Nicholas Farrell Nicholas Farrell

Ship of fools

The Italian crew of the Costa Concordia may have been sloppy, but big passenger vessels always feel dangerous to me

issue 21 January 2012

Ah, those Italians. Let’s just blame the bloody Eyeties for the catastrophe of the Costa Concordia and have done with it, shall we? That way we don’t have to think too much about the perils of floating citadels in general.

There was something peculiarly Italian about this disaster. The night his ship went down Francesco Schettino, the 52-year-old captain, was in the bar with a striking blonde on his arm who was not his wife. He stayed glued to her side until the moment the ship struck the submerged rock — which it only did because he had changed course to get in nice and close (he says 300 metres, the prosecuting judge 150) to the tiny island of Giglio, ten miles or so off the Italian mainland, and give a three-foghorn salute to the daughter of the ship’s head waiter, who lives there. In a word: a womaniser and a show-off. How very Italian. But what do you expect from a nation that elected a sex-addict clown as Prime minister three times?

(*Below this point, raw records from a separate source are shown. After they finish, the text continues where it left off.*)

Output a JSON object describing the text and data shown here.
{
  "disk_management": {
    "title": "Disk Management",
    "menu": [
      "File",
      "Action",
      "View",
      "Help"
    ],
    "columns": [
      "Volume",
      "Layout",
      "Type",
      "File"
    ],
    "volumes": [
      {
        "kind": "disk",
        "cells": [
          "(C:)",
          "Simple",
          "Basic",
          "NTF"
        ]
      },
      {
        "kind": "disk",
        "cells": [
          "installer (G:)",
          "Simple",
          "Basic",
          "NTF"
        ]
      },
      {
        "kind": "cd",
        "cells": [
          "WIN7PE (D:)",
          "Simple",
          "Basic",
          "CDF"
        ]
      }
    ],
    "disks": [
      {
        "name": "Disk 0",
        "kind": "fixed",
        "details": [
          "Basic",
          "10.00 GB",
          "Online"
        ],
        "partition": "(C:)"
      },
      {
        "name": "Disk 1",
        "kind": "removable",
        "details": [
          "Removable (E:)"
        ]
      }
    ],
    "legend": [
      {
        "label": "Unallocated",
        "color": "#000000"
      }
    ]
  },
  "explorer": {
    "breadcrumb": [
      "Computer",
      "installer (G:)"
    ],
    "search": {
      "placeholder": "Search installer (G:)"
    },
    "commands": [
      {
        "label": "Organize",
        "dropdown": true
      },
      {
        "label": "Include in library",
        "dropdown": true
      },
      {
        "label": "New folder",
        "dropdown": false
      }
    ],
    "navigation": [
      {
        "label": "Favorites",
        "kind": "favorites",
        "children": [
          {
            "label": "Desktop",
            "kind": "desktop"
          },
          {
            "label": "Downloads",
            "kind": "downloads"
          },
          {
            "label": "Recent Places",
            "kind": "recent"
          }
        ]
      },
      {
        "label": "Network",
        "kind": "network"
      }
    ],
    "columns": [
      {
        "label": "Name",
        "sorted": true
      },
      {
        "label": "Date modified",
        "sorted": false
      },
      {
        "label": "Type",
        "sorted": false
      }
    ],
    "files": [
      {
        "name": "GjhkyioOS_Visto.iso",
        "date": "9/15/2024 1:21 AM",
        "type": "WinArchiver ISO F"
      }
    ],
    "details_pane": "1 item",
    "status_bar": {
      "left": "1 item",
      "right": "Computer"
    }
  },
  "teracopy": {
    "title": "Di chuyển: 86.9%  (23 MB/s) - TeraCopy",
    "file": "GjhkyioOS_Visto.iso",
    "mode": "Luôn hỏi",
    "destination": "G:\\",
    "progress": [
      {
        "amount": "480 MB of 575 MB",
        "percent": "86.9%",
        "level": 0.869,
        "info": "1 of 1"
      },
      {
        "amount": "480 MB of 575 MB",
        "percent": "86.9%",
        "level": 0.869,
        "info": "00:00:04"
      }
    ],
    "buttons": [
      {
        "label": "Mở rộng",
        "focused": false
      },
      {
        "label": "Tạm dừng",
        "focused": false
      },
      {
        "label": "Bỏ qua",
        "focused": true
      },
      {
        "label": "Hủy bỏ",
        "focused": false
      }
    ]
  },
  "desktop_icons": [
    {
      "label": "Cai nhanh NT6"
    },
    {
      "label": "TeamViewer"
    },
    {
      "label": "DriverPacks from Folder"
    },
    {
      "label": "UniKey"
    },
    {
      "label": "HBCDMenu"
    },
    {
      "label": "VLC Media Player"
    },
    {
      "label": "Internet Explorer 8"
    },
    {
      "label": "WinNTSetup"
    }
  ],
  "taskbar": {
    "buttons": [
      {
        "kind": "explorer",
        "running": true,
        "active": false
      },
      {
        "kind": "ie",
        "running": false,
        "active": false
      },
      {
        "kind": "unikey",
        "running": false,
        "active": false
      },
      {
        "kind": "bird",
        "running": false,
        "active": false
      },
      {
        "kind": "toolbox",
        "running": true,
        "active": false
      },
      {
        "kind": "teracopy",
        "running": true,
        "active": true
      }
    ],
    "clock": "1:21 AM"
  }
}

And it did not, of course, end there. When the Costa Concordia started to sink, Schettino became even more Italian. He delayed sending a Mayday message for 45 minutes or so — presumably because his macho Italian pride would not permit any admission of failure. And then in true Italian style he abandoned ship, leaving behind up to 300 of the 4,250 passengers and crew. Just remind me how many gears was it that an Italian tank had in the second world war? Just the one — reverse, wasn’t it? And what of the crew? Yes, the Italian ones at any rate were just as bad as the skipper, according to passenger accounts, and the evacuation as one would expect when it finally got under way was chaotic. The crew, naturalmente, shoved passengers out of the way in the scramble for the lifeboats.